China has given $20 million to the World Health Organisation for COVID-19 efforts. While the EU and the US have made larger pledges to combat the disease, they are now preoccupied by the crisis at home. The Chinese “are winning points,” said Theresa Fallon, the founder of the Centre for Russia Europe Asia Studies in Brussels. “Serbia thinks that China is their saviour.”
Six weeks ago, Chinese authorities were trying to quell anger at home. Now the criticism is raining down on governments from Tehran to Washington, DC. A visiting Chinese Red Cross official chastised Italy for letting so many people stroll the streets of Milan. “Right now we need to stop all economic activity, and we need to stop the mobility of people,’’ said Executive Chairman Sun Shuopeng.

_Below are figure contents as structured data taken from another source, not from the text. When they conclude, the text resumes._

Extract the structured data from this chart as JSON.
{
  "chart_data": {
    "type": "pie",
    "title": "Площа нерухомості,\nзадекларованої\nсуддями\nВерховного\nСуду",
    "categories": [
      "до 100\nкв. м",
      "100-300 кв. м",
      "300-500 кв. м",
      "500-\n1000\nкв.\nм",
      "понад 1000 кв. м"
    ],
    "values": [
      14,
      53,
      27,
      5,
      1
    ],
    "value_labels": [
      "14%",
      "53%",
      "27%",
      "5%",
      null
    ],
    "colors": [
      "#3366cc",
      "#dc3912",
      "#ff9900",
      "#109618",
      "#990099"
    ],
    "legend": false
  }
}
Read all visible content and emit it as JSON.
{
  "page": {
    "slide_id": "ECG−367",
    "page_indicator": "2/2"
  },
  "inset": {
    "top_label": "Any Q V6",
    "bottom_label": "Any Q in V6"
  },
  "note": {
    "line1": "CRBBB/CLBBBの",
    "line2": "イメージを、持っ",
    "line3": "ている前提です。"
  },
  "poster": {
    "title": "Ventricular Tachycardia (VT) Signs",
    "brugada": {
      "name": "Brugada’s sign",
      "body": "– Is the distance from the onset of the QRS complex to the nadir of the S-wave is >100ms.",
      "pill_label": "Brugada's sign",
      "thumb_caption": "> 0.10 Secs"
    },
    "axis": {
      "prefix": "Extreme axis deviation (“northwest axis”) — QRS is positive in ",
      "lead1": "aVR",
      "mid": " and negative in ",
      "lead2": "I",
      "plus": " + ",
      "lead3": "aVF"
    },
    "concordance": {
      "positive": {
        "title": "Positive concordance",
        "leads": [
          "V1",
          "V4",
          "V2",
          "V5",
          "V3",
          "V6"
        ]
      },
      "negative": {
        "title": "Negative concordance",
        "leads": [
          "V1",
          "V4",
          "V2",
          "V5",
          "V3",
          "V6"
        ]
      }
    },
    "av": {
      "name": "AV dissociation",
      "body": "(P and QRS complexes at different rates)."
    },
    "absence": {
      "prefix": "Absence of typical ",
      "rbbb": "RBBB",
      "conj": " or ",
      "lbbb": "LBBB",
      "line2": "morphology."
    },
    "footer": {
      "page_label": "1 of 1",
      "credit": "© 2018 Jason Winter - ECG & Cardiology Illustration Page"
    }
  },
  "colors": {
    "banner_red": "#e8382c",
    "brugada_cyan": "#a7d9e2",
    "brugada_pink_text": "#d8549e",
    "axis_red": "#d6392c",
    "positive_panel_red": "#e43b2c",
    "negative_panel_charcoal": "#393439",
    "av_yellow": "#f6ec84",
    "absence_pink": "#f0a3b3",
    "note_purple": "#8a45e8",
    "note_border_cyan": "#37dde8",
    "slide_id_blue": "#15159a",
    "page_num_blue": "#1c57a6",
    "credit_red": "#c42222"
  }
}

At one level, China is also reciprocating assistance it received. Nearly 80 countries sent supplies to China, some on charter flights they sent to evacuate their citizens from Wuhan. “It is China’s traditional virtue to repay goodwill with greater kindness,” Chinese foreign ministry spokesman Geng Shuang said, citing an ancient Confucian saying: “You throw a peach to me, and I give you a white jade for friendship.”